While Luxemburg understood the importance of a revolutionary party, her stress on the spontaneous activity of the working class meant she did not understand the need for a combat party like that of the Bolsheviks. While she fought the right wing in the SPD, she did not organise the left into a faction to oust them from the leadership of the party until it was too late.

In 1914, at the outbreak of the First World War, Luxemburg stood almost alone against the SPD’s support for the imperialist slaughter. She denounced the SPD as a “stinking corpse”. Alongside Karl Liebknecht, Franz Mehring and Clara Zetkin she began to rally the internationalist wing of the SPD against the war.

Luxemburg hailed the Russian Revolution of 1917. Lenin’s detractors today seize on Luxemburg’s criticisms, forgetting her insistence that the Bolshevik rising was “the salvation of the honour of international socialism.”

In November 1918 the German war effort collapsed. Troops mutinied. Workers’ and soldiers’ councils were formed. The SPD was propelled to power, determined to head off a revolutionary outcome to the crisis.

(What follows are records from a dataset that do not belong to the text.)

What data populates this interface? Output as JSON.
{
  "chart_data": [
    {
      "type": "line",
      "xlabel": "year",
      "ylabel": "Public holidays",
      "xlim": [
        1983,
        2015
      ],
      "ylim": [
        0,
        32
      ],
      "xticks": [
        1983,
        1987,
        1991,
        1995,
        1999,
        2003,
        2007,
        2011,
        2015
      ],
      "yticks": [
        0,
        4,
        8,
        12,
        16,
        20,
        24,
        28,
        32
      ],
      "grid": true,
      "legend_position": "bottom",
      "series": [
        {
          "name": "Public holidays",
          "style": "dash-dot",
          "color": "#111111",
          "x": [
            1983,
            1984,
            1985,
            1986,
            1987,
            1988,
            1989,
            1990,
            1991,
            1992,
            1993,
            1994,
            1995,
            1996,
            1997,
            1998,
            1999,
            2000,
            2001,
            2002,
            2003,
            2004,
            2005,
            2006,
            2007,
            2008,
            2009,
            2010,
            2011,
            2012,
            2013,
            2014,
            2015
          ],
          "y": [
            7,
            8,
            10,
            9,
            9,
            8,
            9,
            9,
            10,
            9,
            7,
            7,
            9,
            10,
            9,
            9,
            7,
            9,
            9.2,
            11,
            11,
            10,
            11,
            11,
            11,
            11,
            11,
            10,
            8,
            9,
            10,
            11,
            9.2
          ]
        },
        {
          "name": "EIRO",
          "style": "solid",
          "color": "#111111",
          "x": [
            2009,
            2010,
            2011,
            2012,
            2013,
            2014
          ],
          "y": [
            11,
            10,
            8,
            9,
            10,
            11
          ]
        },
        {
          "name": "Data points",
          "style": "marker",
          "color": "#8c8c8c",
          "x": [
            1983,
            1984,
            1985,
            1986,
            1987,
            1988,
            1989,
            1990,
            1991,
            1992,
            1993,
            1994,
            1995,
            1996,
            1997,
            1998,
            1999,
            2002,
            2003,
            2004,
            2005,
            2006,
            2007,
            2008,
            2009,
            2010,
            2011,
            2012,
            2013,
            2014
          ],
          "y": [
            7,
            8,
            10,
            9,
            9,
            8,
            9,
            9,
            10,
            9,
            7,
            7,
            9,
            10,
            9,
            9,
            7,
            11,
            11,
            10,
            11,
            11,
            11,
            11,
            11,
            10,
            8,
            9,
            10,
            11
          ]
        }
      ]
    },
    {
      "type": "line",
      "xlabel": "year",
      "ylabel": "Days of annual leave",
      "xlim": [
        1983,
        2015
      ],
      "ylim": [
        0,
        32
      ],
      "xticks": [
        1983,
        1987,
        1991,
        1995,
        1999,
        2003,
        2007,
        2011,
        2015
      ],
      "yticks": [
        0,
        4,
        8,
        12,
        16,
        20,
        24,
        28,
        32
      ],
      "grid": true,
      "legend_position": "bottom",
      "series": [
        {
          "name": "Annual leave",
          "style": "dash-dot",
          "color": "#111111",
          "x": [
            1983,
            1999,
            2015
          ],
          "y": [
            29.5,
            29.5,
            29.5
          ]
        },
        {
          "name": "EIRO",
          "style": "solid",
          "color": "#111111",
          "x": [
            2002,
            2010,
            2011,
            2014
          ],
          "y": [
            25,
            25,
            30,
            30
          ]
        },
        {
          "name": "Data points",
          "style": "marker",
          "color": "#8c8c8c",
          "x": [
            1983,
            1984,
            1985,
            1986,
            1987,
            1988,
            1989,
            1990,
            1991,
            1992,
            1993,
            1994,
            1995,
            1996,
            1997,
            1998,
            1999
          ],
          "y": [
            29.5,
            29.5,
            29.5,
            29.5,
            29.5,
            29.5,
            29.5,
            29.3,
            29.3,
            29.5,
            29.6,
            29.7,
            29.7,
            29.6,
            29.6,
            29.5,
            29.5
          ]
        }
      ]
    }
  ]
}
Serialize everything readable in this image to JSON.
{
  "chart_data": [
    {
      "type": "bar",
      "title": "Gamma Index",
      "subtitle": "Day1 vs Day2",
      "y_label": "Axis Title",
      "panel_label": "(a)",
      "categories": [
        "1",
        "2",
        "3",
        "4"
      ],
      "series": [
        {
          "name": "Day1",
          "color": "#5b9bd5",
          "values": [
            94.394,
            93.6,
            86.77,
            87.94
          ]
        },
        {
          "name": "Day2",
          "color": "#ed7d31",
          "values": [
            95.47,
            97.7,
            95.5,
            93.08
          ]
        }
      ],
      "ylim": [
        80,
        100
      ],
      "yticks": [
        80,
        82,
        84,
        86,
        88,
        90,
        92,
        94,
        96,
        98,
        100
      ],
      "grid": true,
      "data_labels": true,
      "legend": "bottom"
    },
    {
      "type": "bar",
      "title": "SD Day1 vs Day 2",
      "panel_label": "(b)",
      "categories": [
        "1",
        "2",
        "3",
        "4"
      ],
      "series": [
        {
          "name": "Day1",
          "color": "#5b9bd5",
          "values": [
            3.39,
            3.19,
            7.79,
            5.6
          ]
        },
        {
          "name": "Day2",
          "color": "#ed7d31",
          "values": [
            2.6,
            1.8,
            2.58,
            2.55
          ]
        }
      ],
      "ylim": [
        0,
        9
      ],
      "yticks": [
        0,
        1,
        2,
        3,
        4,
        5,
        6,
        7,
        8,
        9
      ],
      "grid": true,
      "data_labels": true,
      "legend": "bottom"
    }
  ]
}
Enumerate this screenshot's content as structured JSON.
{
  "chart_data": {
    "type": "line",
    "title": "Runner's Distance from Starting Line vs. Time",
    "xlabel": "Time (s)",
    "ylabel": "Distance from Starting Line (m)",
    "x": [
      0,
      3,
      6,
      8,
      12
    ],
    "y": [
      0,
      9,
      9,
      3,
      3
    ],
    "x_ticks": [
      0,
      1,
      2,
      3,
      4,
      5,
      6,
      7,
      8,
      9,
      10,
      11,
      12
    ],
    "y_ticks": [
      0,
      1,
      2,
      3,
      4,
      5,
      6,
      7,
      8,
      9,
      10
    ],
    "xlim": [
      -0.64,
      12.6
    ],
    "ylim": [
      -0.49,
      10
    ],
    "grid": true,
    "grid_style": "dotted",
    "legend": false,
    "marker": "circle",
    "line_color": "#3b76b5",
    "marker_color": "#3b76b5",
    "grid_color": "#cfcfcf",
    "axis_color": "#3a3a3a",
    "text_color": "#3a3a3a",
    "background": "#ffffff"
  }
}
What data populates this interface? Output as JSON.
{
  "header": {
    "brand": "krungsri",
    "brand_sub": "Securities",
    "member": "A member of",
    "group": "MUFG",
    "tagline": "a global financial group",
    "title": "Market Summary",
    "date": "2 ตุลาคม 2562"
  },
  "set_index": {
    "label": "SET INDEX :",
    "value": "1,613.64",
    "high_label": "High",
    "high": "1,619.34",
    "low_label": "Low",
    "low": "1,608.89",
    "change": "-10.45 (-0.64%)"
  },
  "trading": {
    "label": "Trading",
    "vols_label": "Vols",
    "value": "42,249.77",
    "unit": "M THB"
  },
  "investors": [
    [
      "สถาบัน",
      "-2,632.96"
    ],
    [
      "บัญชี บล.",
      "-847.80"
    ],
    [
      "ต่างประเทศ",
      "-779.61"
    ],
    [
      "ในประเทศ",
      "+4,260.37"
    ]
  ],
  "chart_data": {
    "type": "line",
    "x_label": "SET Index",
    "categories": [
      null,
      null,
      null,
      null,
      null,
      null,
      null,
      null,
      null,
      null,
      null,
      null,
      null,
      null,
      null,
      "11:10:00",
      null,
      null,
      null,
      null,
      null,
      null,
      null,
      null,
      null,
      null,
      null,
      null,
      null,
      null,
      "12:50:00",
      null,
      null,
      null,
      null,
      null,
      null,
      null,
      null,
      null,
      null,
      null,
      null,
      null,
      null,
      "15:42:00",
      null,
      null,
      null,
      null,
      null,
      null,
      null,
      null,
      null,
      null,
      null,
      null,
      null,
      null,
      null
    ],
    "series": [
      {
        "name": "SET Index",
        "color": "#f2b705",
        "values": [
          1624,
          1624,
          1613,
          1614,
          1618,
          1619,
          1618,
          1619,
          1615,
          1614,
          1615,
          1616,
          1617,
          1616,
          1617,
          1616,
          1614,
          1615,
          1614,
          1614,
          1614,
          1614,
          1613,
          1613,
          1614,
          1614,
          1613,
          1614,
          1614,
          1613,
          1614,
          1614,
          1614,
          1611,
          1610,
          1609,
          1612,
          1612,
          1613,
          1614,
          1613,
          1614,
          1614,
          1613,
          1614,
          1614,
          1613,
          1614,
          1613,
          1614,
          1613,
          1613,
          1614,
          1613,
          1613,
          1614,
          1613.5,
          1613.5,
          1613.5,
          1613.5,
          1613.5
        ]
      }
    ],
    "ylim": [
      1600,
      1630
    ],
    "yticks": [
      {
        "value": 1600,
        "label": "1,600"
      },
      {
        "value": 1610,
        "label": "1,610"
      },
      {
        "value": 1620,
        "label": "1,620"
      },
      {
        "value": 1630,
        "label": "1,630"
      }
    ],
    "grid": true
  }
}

Luxemburg and Liebknecht launched Die Rote Fahne (The Red Flag) the paper of the recently formed Spartakusbund. In her brilliant incisive style she rallied the masses for revolution:

“either the continuation of capitalism, new wars and a very early decline into chaos and anarchy, or the abolition of capitalist exploitation.”

Luxemburg formed the German Communist Party (KPD) in December 1918. But in January 1919 the KDP was provoked into a premature uprising. After urging the young and inexperienced membership of the KPD not to launch the rising, Luxemburg and Liebknecht were powerless to stop it.

The rising was crushed. A massive campaign was launched against Luxemburg. One hundred thousand marks were offered for her capture. The SPD leaders, Noske and Scheidemann, ordered right wing paramilitaries to hunt her down.

On 15 January 1919 she and Liebknecht were caught. Luxemburg’s head was smashed in with a rifle and her body thrown with Liebknecht’s into a canal.

Red Rosa was dead.

Rosa Luxemburg should be remembered as one of the greatest revolutionaries. Her comrade and close friend Clara Zetkin wrote in her memory: “she was the sharp sword, the living flame of the revolution.”